Based on most studies, WS is a very rare disorder. It is estimated that only 1% of adults carry the recessive gene responsible for the condition. These individuals do not have symptoms and are not affected by this gene, but are only carriers of the defect. Wolfram Syndrome only occurs when couples in which both partners carry the gene have children. Approximately one-fourth of the children born to a gene carrying couple will have the condition.

The primary symptom of Wolfram Syndrome is Type 1 diabetes, which is a condition involving a marked lack of insulin in body. This can cause severe low blood sugar, or hypoglycemia, unless closely monitored. Most children who develop this condition have many of the same characteristics as others with typical diabetes. The main distinction in children with Wolfram Syndrome is that they also sometimes exhibit autoimmune activity. Low blood sugar can generally be controlled by properly monitoring blood glucose levels and eating a healthy diet.

Some patients with WS eventually lose eyesight because the nerve which connects the eye to the brain gradually withers and loses function. Others may also become deaf. Special monitoring of kidney function should also be performed to ensure that patients do not become dehydrated due to lack of proper fluid retention.
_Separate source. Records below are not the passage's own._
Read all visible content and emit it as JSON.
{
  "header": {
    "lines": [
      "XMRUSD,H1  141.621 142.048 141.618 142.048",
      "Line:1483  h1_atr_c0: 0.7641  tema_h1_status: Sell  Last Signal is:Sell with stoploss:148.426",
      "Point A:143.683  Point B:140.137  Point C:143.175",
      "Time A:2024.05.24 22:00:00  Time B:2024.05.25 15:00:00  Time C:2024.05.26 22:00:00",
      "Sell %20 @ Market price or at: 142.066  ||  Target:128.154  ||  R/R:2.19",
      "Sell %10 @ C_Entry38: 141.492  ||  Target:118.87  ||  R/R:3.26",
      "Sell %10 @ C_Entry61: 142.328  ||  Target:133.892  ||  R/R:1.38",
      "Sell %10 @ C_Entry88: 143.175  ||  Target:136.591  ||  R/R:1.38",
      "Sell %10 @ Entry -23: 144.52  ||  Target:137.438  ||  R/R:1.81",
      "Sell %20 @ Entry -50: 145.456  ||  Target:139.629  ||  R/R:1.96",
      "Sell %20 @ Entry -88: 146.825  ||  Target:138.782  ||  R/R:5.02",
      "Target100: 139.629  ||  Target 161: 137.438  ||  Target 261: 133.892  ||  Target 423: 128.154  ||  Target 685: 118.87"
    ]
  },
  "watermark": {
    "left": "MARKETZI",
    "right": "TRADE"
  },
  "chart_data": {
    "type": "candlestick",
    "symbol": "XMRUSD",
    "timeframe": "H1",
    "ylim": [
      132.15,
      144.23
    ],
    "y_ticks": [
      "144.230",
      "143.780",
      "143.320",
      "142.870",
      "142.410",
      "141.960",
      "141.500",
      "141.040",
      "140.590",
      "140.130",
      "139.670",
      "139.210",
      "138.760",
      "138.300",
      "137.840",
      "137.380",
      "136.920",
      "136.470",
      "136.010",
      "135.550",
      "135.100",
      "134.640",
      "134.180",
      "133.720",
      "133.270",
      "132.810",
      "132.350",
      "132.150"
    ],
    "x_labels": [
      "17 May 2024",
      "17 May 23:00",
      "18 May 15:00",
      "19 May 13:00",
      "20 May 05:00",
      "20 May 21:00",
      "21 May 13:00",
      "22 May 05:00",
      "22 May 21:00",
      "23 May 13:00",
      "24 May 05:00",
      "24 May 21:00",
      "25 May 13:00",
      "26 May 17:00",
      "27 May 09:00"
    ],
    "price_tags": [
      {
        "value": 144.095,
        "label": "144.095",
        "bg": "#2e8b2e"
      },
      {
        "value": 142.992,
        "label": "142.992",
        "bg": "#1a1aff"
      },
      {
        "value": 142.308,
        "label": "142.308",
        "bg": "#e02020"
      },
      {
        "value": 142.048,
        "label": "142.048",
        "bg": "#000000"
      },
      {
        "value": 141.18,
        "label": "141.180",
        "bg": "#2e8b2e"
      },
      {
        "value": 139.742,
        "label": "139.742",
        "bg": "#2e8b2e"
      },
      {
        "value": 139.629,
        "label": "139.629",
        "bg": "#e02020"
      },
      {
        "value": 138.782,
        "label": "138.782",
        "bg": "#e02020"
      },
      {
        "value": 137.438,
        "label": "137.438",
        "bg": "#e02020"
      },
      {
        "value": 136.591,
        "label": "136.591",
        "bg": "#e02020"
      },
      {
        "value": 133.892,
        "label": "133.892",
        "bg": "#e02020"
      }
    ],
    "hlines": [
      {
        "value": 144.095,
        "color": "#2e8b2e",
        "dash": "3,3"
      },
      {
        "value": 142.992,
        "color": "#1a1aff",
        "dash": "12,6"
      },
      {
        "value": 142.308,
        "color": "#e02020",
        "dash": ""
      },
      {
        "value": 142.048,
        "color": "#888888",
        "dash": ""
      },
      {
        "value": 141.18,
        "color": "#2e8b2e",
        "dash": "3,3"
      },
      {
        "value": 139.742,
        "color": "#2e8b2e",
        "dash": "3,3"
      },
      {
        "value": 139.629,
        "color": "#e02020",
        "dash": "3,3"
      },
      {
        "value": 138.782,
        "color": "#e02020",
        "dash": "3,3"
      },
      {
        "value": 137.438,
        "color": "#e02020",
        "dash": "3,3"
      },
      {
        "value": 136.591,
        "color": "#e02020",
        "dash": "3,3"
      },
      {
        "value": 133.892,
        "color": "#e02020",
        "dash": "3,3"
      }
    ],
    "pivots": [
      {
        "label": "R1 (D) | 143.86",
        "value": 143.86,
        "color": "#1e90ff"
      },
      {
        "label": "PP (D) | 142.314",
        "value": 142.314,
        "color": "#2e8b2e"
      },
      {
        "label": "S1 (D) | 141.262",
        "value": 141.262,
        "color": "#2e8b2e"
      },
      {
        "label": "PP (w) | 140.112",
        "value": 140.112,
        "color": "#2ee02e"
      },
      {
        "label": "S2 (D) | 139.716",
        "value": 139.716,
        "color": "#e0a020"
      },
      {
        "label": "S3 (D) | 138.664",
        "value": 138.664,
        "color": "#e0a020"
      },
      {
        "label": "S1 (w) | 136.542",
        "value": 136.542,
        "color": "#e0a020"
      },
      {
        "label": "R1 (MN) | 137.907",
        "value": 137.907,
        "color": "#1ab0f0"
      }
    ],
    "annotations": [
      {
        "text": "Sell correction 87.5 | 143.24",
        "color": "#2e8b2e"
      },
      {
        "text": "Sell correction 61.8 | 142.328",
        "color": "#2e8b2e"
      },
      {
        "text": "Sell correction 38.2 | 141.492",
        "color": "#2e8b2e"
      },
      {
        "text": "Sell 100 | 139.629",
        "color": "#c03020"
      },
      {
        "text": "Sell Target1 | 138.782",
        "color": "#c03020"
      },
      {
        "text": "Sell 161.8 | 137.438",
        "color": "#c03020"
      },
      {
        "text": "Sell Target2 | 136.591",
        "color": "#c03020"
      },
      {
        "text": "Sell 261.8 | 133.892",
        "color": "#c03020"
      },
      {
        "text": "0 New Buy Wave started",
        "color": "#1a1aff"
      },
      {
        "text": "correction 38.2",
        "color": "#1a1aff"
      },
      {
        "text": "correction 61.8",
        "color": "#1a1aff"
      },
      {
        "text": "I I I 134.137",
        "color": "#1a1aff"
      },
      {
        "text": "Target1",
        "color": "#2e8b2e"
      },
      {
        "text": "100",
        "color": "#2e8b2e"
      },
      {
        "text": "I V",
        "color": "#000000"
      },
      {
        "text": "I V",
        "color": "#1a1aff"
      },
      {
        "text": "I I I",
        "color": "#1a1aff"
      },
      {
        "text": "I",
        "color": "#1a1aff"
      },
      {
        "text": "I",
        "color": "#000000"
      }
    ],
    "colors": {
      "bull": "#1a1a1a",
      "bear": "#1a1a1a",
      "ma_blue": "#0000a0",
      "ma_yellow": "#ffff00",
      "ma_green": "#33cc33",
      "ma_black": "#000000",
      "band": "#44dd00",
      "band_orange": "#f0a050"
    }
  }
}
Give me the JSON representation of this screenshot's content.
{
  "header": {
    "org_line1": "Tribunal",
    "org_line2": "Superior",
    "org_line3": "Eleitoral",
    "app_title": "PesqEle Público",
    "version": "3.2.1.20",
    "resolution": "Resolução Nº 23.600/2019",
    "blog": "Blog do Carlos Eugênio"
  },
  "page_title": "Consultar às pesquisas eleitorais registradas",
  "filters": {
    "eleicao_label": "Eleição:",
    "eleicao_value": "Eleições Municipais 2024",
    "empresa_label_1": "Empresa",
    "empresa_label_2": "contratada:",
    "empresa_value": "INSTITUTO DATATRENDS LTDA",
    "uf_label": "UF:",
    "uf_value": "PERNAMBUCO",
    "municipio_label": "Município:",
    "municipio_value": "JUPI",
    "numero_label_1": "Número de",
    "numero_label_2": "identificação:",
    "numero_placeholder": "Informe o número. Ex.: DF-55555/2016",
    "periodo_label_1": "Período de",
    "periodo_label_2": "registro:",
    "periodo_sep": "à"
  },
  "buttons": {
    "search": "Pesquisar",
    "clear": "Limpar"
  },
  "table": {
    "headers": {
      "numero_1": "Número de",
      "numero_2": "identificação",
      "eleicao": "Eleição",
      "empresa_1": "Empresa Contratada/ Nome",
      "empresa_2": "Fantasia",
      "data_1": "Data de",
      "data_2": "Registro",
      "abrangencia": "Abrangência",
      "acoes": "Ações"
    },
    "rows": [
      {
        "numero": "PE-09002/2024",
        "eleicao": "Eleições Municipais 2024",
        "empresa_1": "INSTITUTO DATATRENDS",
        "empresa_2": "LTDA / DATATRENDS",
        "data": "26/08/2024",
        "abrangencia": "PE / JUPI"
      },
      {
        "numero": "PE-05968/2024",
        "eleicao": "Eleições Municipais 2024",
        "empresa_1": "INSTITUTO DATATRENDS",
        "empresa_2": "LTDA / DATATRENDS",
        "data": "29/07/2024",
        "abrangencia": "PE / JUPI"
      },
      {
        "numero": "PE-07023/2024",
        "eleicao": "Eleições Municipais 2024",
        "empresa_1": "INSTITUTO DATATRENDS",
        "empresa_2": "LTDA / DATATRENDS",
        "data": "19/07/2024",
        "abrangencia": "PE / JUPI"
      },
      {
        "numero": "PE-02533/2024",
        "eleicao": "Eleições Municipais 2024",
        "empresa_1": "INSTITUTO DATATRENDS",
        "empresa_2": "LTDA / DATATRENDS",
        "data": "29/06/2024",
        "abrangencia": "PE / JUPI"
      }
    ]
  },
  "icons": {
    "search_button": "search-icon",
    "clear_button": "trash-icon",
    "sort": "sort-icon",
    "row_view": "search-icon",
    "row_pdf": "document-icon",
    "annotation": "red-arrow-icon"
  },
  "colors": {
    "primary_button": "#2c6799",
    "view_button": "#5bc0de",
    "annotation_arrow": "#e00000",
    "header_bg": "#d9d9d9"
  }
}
Those with kidney malfunction may be advised to consume more sodium, as this causes the cells of the body to retain more water.

Other than proper monitoring of diabetic symptoms, there is no known treatment or cure for Wolfram Syndrome. Patients who lose sight or hearing may learn to communicate and function in other ways. Many experience a gradual loss of their senses, so speech and other learned skills may already be established. Luckily, by properly maintaining blood sugar levels, this side effect can oftentimes be avoided or slowed.

Less common symptoms of Wolfram Syndrome include anemia, dilated urethra, long-term fatigue, depression, and seizures. Most of these can be treated with medication. Patients can help avoid some of these symptoms by maintaining proper blood sugar with a combination of healthy diet, exercise, and sometimes insulin injections. This condition should be closely monitored by a doctor or another health care provider.